Numerical Simulation of Shale Gas Production and Fracturing Fluid Distribution: Integration of Apparent Permeability and Secondary Fracture Network Modeling

Abstract
Complex flow mechanisms are encountered in shale matrix due to the presence of nanopores. Numerous apparent permeability models have been proposed to capture the ensuing non-Darcy flow behavior. However, these models are not readily available in most commercial reservoir simulators, and ignoring these mechanisms can potentially underestimate the overall matrix conductivity. During the hydraulic fracturing process, the fracturing fluid may cause water blockage, if the nearby secondary fractures subsequently close and get disconnected due to changes in effective stress distribution during flowback and production.
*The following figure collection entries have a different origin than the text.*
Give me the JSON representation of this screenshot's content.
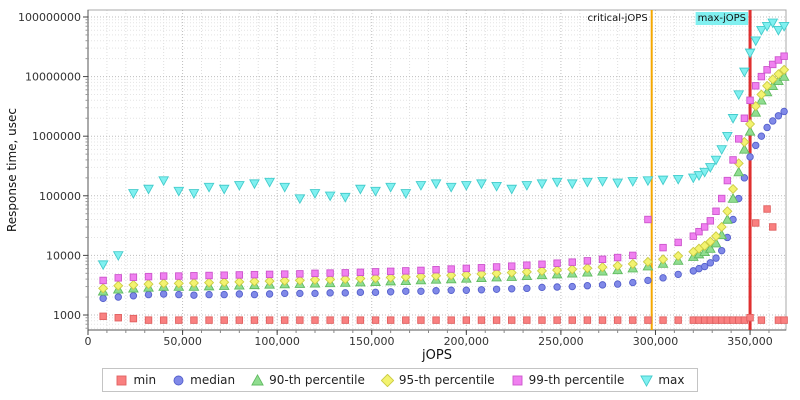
{
  "chart_data": {
    "type": "scatter",
    "title": "",
    "xlabel": "jOPS",
    "ylabel": "Response time, usec",
    "legend_position": "bottom",
    "grid": "dotted",
    "x_axis": {
      "min": 0,
      "max": 369000,
      "minor_step": 10000,
      "ticks": [
        0,
        50000,
        100000,
        150000,
        200000,
        250000,
        300000,
        350000
      ]
    },
    "y_axis": {
      "scale": "log",
      "min": 560,
      "max": 131000000,
      "ticks": [
        1000,
        10000,
        100000,
        1000000,
        10000000,
        100000000
      ]
    },
    "vlines": [
      {
        "name": "critical-jops-line",
        "label": "critical-jOPS",
        "x": 298000,
        "color": "#f5a800",
        "width": 2,
        "label_bg": null
      },
      {
        "name": "max-jops-line",
        "label": "max-jOPS",
        "x": 350000,
        "color": "#e03030",
        "width": 3,
        "label_bg": "#80f0f0"
      }
    ],
    "x": [
      8000,
      16000,
      24000,
      32000,
      40000,
      48000,
      56000,
      64000,
      72000,
      80000,
      88000,
      96000,
      104000,
      112000,
      120000,
      128000,
      136000,
      144000,
      152000,
      160000,
      168000,
      176000,
      184000,
      192000,
      200000,
      208000,
      216000,
      224000,
      232000,
      240000,
      248000,
      256000,
      264000,
      272000,
      280000,
      288000,
      296000,
      304000,
      312000,
      320000,
      323000,
      326000,
      329000,
      332000,
      335000,
      338000,
      341000,
      344000,
      347000,
      350000,
      353000,
      356000,
      359000,
      362000,
      365000,
      368000
    ],
    "series": [
      {
        "name": "min",
        "label": "min",
        "marker": "square",
        "color": "#f98080",
        "stroke": "#e06060",
        "values": [
          950,
          900,
          870,
          820,
          820,
          820,
          820,
          820,
          820,
          820,
          820,
          820,
          820,
          820,
          820,
          820,
          820,
          820,
          820,
          820,
          820,
          820,
          820,
          820,
          820,
          820,
          820,
          820,
          820,
          820,
          820,
          820,
          820,
          820,
          820,
          820,
          820,
          820,
          820,
          820,
          820,
          820,
          820,
          820,
          820,
          820,
          820,
          820,
          820,
          900,
          35000,
          820,
          60000,
          30000,
          820,
          820
        ]
      },
      {
        "name": "median",
        "label": "median",
        "marker": "circle",
        "color": "#8089e8",
        "stroke": "#5560cc",
        "values": [
          1900,
          2000,
          2100,
          2200,
          2250,
          2200,
          2150,
          2200,
          2200,
          2250,
          2200,
          2250,
          2300,
          2300,
          2300,
          2350,
          2350,
          2400,
          2400,
          2450,
          2500,
          2500,
          2550,
          2600,
          2600,
          2650,
          2700,
          2750,
          2800,
          2900,
          2950,
          3000,
          3100,
          3200,
          3300,
          3500,
          3800,
          4200,
          4800,
          5500,
          6000,
          6500,
          7500,
          9000,
          12000,
          20000,
          40000,
          90000,
          200000,
          450000,
          700000,
          1000000,
          1400000,
          1800000,
          2200000,
          2600000
        ]
      },
      {
        "name": "p90",
        "label": "90-th percentile",
        "marker": "triangle-up",
        "color": "#90dd90",
        "stroke": "#60bb60",
        "values": [
          2500,
          2700,
          2800,
          2900,
          3000,
          3000,
          3000,
          3050,
          3100,
          3150,
          3200,
          3250,
          3300,
          3350,
          3400,
          3450,
          3500,
          3550,
          3600,
          3700,
          3750,
          3850,
          3950,
          4000,
          4100,
          4200,
          4300,
          4400,
          4550,
          4700,
          4850,
          5000,
          5200,
          5400,
          5700,
          6100,
          6600,
          7300,
          8200,
          9500,
          10500,
          11500,
          13000,
          16000,
          22000,
          40000,
          90000,
          250000,
          600000,
          1200000,
          2500000,
          4000000,
          5500000,
          7000000,
          8500000,
          10000000
        ]
      },
      {
        "name": "p95",
        "label": "95-th percentile",
        "marker": "diamond",
        "color": "#f3f370",
        "stroke": "#cccc44",
        "values": [
          2800,
          3100,
          3200,
          3300,
          3400,
          3400,
          3450,
          3500,
          3550,
          3600,
          3650,
          3700,
          3750,
          3800,
          3900,
          3950,
          4000,
          4100,
          4150,
          4250,
          4350,
          4450,
          4550,
          4650,
          4750,
          4900,
          5000,
          5150,
          5300,
          5500,
          5650,
          5850,
          6100,
          6350,
          6700,
          7200,
          7800,
          8600,
          9800,
          11500,
          13000,
          14500,
          17000,
          21000,
          30000,
          55000,
          130000,
          350000,
          800000,
          1600000,
          3200000,
          5000000,
          7000000,
          9000000,
          11000000,
          13000000
        ]
      },
      {
        "name": "p99",
        "label": "99-th percentile",
        "marker": "square",
        "color": "#f080f0",
        "stroke": "#cc55cc",
        "values": [
          3800,
          4200,
          4300,
          4400,
          4500,
          4500,
          4550,
          4600,
          4650,
          4700,
          4750,
          4800,
          4850,
          4900,
          5000,
          5050,
          5100,
          5200,
          5300,
          5400,
          5500,
          5600,
          5750,
          5900,
          6050,
          6200,
          6400,
          6600,
          6850,
          7100,
          7400,
          7700,
          8100,
          8600,
          9200,
          10000,
          40000,
          13500,
          16500,
          21000,
          25000,
          30000,
          38000,
          55000,
          90000,
          180000,
          400000,
          900000,
          2000000,
          4000000,
          7000000,
          10000000,
          13000000,
          16000000,
          19000000,
          22000000
        ]
      },
      {
        "name": "max",
        "label": "max",
        "marker": "triangle-down",
        "color": "#80f0f0",
        "stroke": "#44cccc",
        "values": [
          7000,
          10000,
          110000,
          130000,
          180000,
          120000,
          110000,
          140000,
          130000,
          150000,
          160000,
          170000,
          140000,
          90000,
          110000,
          100000,
          95000,
          130000,
          120000,
          140000,
          110000,
          150000,
          160000,
          140000,
          150000,
          160000,
          145000,
          130000,
          150000,
          160000,
          170000,
          160000,
          170000,
          175000,
          165000,
          175000,
          180000,
          185000,
          190000,
          200000,
          220000,
          250000,
          300000,
          400000,
          600000,
          1000000,
          2000000,
          5000000,
          12000000,
          25000000,
          40000000,
          60000000,
          70000000,
          80000000,
          60000000,
          70000000
        ]
      }
    ]
  }
}
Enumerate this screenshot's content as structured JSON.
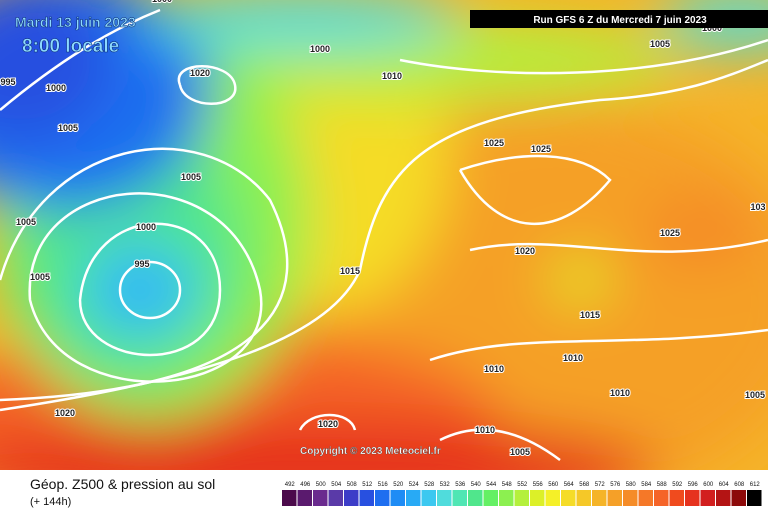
{
  "header": {
    "date": "Mardi 13 juin 2023",
    "time": "8:00 locale",
    "run": "Run GFS 6 Z du Mercredi 7 juin 2023"
  },
  "isobar_labels": [
    1000,
    1000,
    1020,
    995,
    1000,
    1010,
    1005,
    1005,
    1025,
    1025,
    1005,
    1000,
    1005,
    995,
    1015,
    1020,
    1025,
    103,
    1005,
    1015,
    1010,
    1010,
    1010,
    1005,
    1020,
    1020,
    1010,
    1005,
    1000
  ],
  "copyright": "Copyright © 2023 Meteociel.fr",
  "legend": {
    "title": "Géop. Z500 & pression au sol",
    "lead": "(+ 144h)",
    "scale": [
      492,
      496,
      500,
      504,
      508,
      512,
      516,
      520,
      524,
      528,
      532,
      536,
      540,
      544,
      548,
      552,
      556,
      560,
      564,
      568,
      572,
      576,
      580,
      584,
      588,
      592,
      596,
      600,
      604,
      608,
      612
    ],
    "colors": [
      "#4b0a4b",
      "#5a1a6e",
      "#6a2a8e",
      "#5a3aa8",
      "#3c3cc8",
      "#2850e0",
      "#1e6ef0",
      "#1e8cf5",
      "#28aaf5",
      "#3cc8f0",
      "#50dcdc",
      "#50e6b4",
      "#50e68c",
      "#64f064",
      "#8cf050",
      "#b4f03c",
      "#dcf028",
      "#f5f028",
      "#f5dc28",
      "#f5c828",
      "#f5b428",
      "#f5a028",
      "#f58c28",
      "#f57828",
      "#f56428",
      "#f04b1e",
      "#e6321e",
      "#d21e1e",
      "#b41414",
      "#8c0a0a",
      "#000000"
    ]
  }
}
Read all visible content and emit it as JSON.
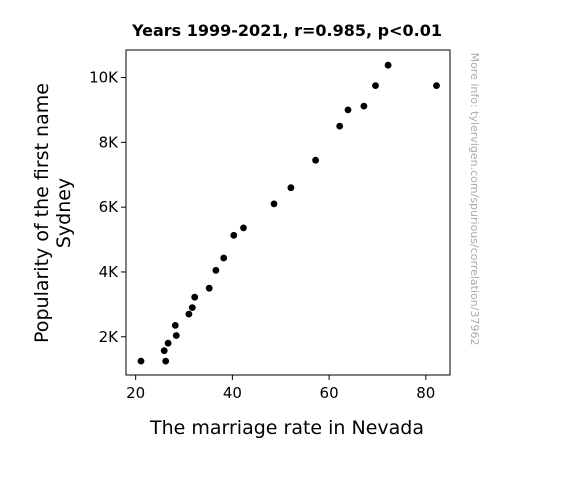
{
  "chart_data": {
    "type": "scatter",
    "title": "Years 1999-2021, r=0.985, p<0.01",
    "xlabel": "The marriage rate in Nevada",
    "ylabel_lines": [
      "Popularity of the first name",
      "Sydney"
    ],
    "side_note": "More info: tylervigen.com/spurious/correlation/37962",
    "xlim": [
      18,
      85
    ],
    "ylim": [
      820,
      10850
    ],
    "x_ticks": [
      20,
      40,
      60,
      80
    ],
    "x_tick_labels": [
      "20",
      "40",
      "60",
      "80"
    ],
    "y_ticks": [
      2000,
      4000,
      6000,
      8000,
      10000
    ],
    "y_tick_labels": [
      "2K",
      "4K",
      "6K",
      "8K",
      "10K"
    ],
    "point_color": "#000000",
    "points": [
      {
        "x": 21.1,
        "y": 1250
      },
      {
        "x": 25.9,
        "y": 1570
      },
      {
        "x": 26.2,
        "y": 1250
      },
      {
        "x": 26.7,
        "y": 1800
      },
      {
        "x": 28.2,
        "y": 2350
      },
      {
        "x": 28.4,
        "y": 2040
      },
      {
        "x": 31.0,
        "y": 2700
      },
      {
        "x": 31.7,
        "y": 2900
      },
      {
        "x": 32.2,
        "y": 3220
      },
      {
        "x": 35.2,
        "y": 3500
      },
      {
        "x": 36.6,
        "y": 4050
      },
      {
        "x": 38.2,
        "y": 4430
      },
      {
        "x": 40.3,
        "y": 5130
      },
      {
        "x": 42.3,
        "y": 5360
      },
      {
        "x": 48.6,
        "y": 6100
      },
      {
        "x": 52.1,
        "y": 6600
      },
      {
        "x": 57.2,
        "y": 7450
      },
      {
        "x": 62.2,
        "y": 8500
      },
      {
        "x": 63.9,
        "y": 9000
      },
      {
        "x": 67.2,
        "y": 9120
      },
      {
        "x": 69.6,
        "y": 9750
      },
      {
        "x": 72.2,
        "y": 10380
      },
      {
        "x": 82.2,
        "y": 9750
      }
    ]
  }
}
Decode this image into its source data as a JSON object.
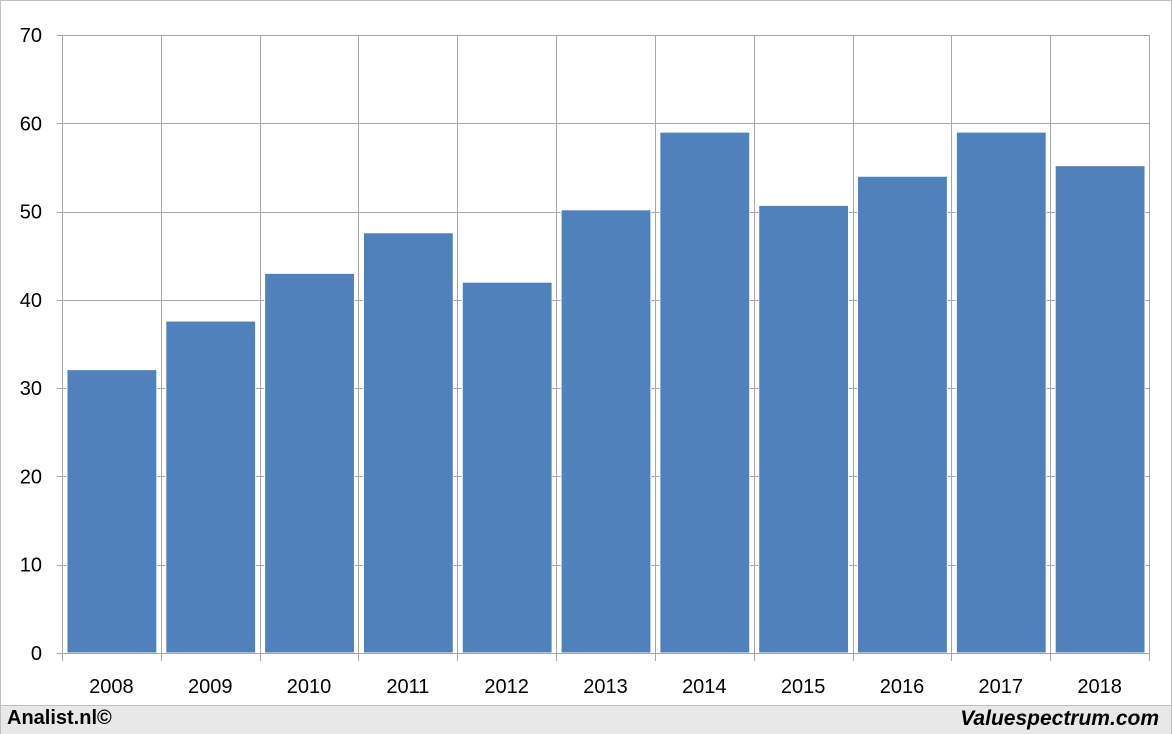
{
  "chart_data": {
    "type": "bar",
    "title": "",
    "xlabel": "",
    "ylabel": "",
    "categories": [
      "2008",
      "2009",
      "2010",
      "2011",
      "2012",
      "2013",
      "2014",
      "2015",
      "2016",
      "2017",
      "2018"
    ],
    "values": [
      32.1,
      37.6,
      43.0,
      47.6,
      42.0,
      50.2,
      59.0,
      50.7,
      54.0,
      59.0,
      55.2
    ],
    "ylim": [
      0,
      70
    ],
    "yticks": [
      0,
      10,
      20,
      30,
      40,
      50,
      60,
      70
    ],
    "grid": true,
    "legend": "none",
    "bar_color": "#4f81bd",
    "grid_color": "#a6a6a6"
  },
  "footer": {
    "left_text": "Analist.nl©",
    "right_text": "Valuespectrum.com"
  }
}
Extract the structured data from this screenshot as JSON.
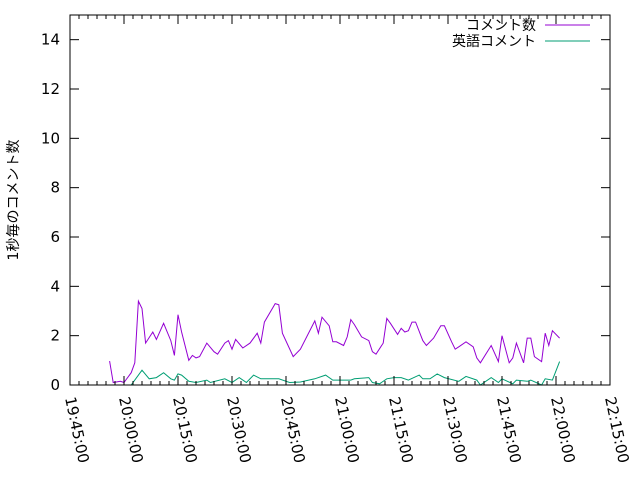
{
  "chart_data": {
    "type": "line",
    "title": "",
    "xlabel": "",
    "ylabel": "1秒毎のコメント数",
    "xlim": [
      "19:45:00",
      "22:15:00"
    ],
    "ylim": [
      0,
      15
    ],
    "xticks": [
      "19:45:00",
      "20:00:00",
      "20:15:00",
      "20:30:00",
      "20:45:00",
      "21:00:00",
      "21:15:00",
      "21:30:00",
      "21:45:00",
      "22:00:00",
      "22:15:00"
    ],
    "yticks": [
      "0",
      "2",
      "4",
      "6",
      "8",
      "10",
      "12",
      "14"
    ],
    "legend": "top-right",
    "grid": false,
    "series": [
      {
        "name": "コメント数",
        "color": "#9400d3",
        "x": [
          "19:56",
          "19:57",
          "19:59",
          "20:00",
          "20:02",
          "20:03",
          "20:04",
          "20:05",
          "20:06",
          "20:08",
          "20:09",
          "20:11",
          "20:13",
          "20:14",
          "20:15",
          "20:16",
          "20:18",
          "20:19",
          "20:20",
          "20:21",
          "20:23",
          "20:25",
          "20:26",
          "20:28",
          "20:29",
          "20:30",
          "20:31",
          "20:33",
          "20:35",
          "20:37",
          "20:38",
          "20:39",
          "20:42",
          "20:43",
          "20:44",
          "20:47",
          "20:49",
          "20:53",
          "20:54",
          "20:55",
          "20:57",
          "20:58",
          "20:59",
          "21:01",
          "21:02",
          "21:03",
          "21:04",
          "21:06",
          "21:08",
          "21:09",
          "21:10",
          "21:12",
          "21:13",
          "21:14",
          "21:16",
          "21:17",
          "21:18",
          "21:19",
          "21:20",
          "21:21",
          "21:23",
          "21:24",
          "21:26",
          "21:28",
          "21:29",
          "21:31",
          "21:32",
          "21:33",
          "21:35",
          "21:37",
          "21:38",
          "21:39",
          "21:42",
          "21:44",
          "21:45",
          "21:47",
          "21:48",
          "21:49",
          "21:51",
          "21:52",
          "21:53",
          "21:54",
          "21:56",
          "21:57",
          "21:58",
          "21:59",
          "22:01"
        ],
        "y": [
          0.97,
          0.1,
          0.15,
          0.1,
          0.5,
          0.9,
          3.4,
          3.1,
          1.7,
          2.15,
          1.85,
          2.5,
          1.8,
          1.2,
          2.85,
          2.15,
          1.0,
          1.2,
          1.1,
          1.15,
          1.7,
          1.35,
          1.25,
          1.7,
          1.8,
          1.45,
          1.85,
          1.5,
          1.7,
          2.1,
          1.7,
          2.55,
          3.3,
          3.25,
          2.1,
          1.15,
          1.45,
          2.6,
          2.1,
          2.75,
          2.4,
          1.75,
          1.75,
          1.6,
          1.95,
          2.65,
          2.45,
          1.95,
          1.8,
          1.35,
          1.25,
          1.7,
          2.7,
          2.5,
          2.05,
          2.3,
          2.15,
          2.2,
          2.55,
          2.55,
          1.8,
          1.6,
          1.9,
          2.4,
          2.4,
          1.75,
          1.45,
          1.55,
          1.75,
          1.55,
          1.1,
          0.9,
          1.6,
          0.95,
          2.0,
          0.9,
          1.1,
          1.7,
          0.9,
          1.9,
          1.9,
          1.15,
          0.95,
          2.1,
          1.6,
          2.2,
          1.9
        ]
      },
      {
        "name": "英語コメント",
        "color": "#009e73",
        "x": [
          "20:02",
          "20:05",
          "20:07",
          "20:09",
          "20:11",
          "20:13",
          "20:14",
          "20:15",
          "20:16",
          "20:18",
          "20:20",
          "20:23",
          "20:24",
          "20:28",
          "20:30",
          "20:32",
          "20:34",
          "20:36",
          "20:38",
          "20:43",
          "20:46",
          "20:49",
          "20:53",
          "20:56",
          "20:58",
          "21:03",
          "21:04",
          "21:08",
          "21:09",
          "21:11",
          "21:13",
          "21:15",
          "21:17",
          "21:19",
          "21:22",
          "21:23",
          "21:25",
          "21:27",
          "21:29",
          "21:33",
          "21:35",
          "21:38",
          "21:39",
          "21:42",
          "21:44",
          "21:45",
          "21:48",
          "21:49",
          "21:52",
          "21:53",
          "21:56",
          "21:57",
          "21:59",
          "22:01"
        ],
        "y": [
          0,
          0.6,
          0.25,
          0.3,
          0.5,
          0.25,
          0.2,
          0.45,
          0.4,
          0.15,
          0.1,
          0.2,
          0.1,
          0.25,
          0.1,
          0.3,
          0.1,
          0.4,
          0.25,
          0.25,
          0.1,
          0.12,
          0.25,
          0.4,
          0.2,
          0.2,
          0.25,
          0.3,
          0.1,
          0.05,
          0.25,
          0.3,
          0.3,
          0.2,
          0.4,
          0.25,
          0.25,
          0.45,
          0.3,
          0.15,
          0.35,
          0.2,
          0.0,
          0.3,
          0.1,
          0.25,
          0.05,
          0.2,
          0.15,
          0.2,
          0.0,
          0.25,
          0.2,
          0.95
        ]
      }
    ]
  }
}
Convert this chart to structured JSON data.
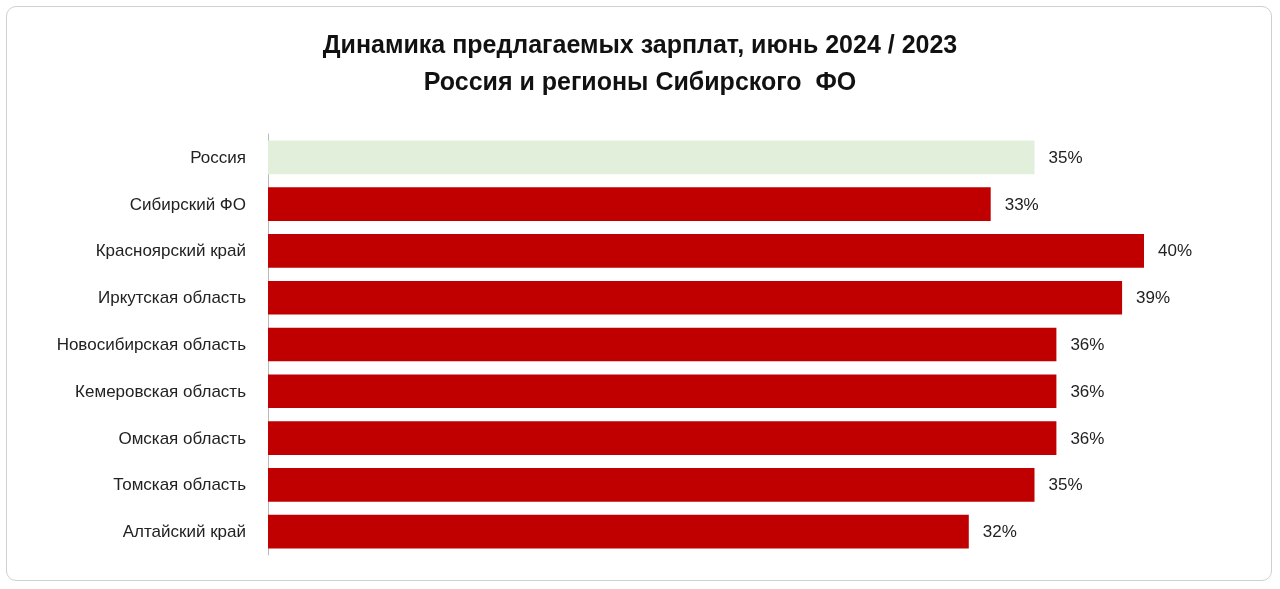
{
  "chart_data": {
    "type": "bar",
    "orientation": "horizontal",
    "title": "Динамика предлагаемых зарплат, июнь 2024 / 2023",
    "subtitle": "Россия и регионы Сибирского  ФО",
    "categories": [
      "Россия",
      "Сибирский ФО",
      "Красноярский край",
      "Иркутская область",
      "Новосибирская область",
      "Кемеровская область",
      "Омская область",
      "Томская область",
      "Алтайский край"
    ],
    "values": [
      35,
      33,
      40,
      39,
      36,
      36,
      36,
      35,
      32
    ],
    "value_labels": [
      "35%",
      "33%",
      "40%",
      "39%",
      "36%",
      "36%",
      "36%",
      "35%",
      "32%"
    ],
    "colors": [
      "#e2efda",
      "#c00000",
      "#c00000",
      "#c00000",
      "#c00000",
      "#c00000",
      "#c00000",
      "#c00000",
      "#c00000"
    ],
    "tick_labels": "y"
  }
}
The circumstances and detailed mechanisms associated with this phenomenon are still poorly understood. This work implements an explicit coupling strategy for integrating a pressure-dependent apparent permeability model and a dynamic secondary fracture closure process in the reservoir simulation. The numerical models are subsequently used to study the impacts of apparent permeability modeling, secondary fracture distributions and water blockage on gas production and water loss; the impacts of multiphase flow functions and shut-in durations on fluid retention are assessed.

A set of 3D reservoir models are constructed based on data obtained from the Horn River shale gas reservoir. A stochastic 3D discrete fracture network (DFN) model are upscaled into equivalent continuum dual-porosity dual-permeability (DPDK) models. An apparent permeability (Kapp) model accounting for the contributions of Knudsen diffusion, slip flow and surface pore roughness is applied at each grid block. In order to capture the pressure dependency, a novel coupling scheme is formulated to facilitate the updating of Kapp and effective stress after a certain designated time interval. In addition, a novel method involving rock-type indicators is introduced to represent the open and closed states of secondary fractures, facilitating the modeling of stress-dependent closure of the secondary fracture system.

The results reveal that incorporating these additional flow mechanisms via the apparent permeability formulation could potentially increase the overall gas production prediction by up to 12%, depending on the matrix or fluid properties; ignoring Kapp modeling could overestimate water recovery. Fracture closure and the resulting water blockage would reduce the gas production but enhance the water recovery. The implications of Kapp and fracture closure modeling in water-loss mechanisms are further examined through a set of sensitivity analyses.

A few interesting findings are observed: (1) the extent to which the fracturing fluid could imbibe into the matrix is mainly affected by the secondary fracture connectivity; an increase in secondary fracture intensity may enhance water loss; (2) except for an increase in the matrix gas relative permeability, gas and water productions are typically inversely related to the amount of water in the near-well region; (3) in a gas-water system, compressibility of the in-situ fluids renders the effects of counter current imbibition and water retention to be more complex from those observed in water-oil systems; (4) in the presence of disconnected secondary fractures, gas production would be improved with less water imbibition into the matrix, while a shorter shut-in period may be beneficial to both water and gas recovery. These results have offered several interesting insights regarding the potential implications on fracturing design and estimation of stimulated reservoir volume.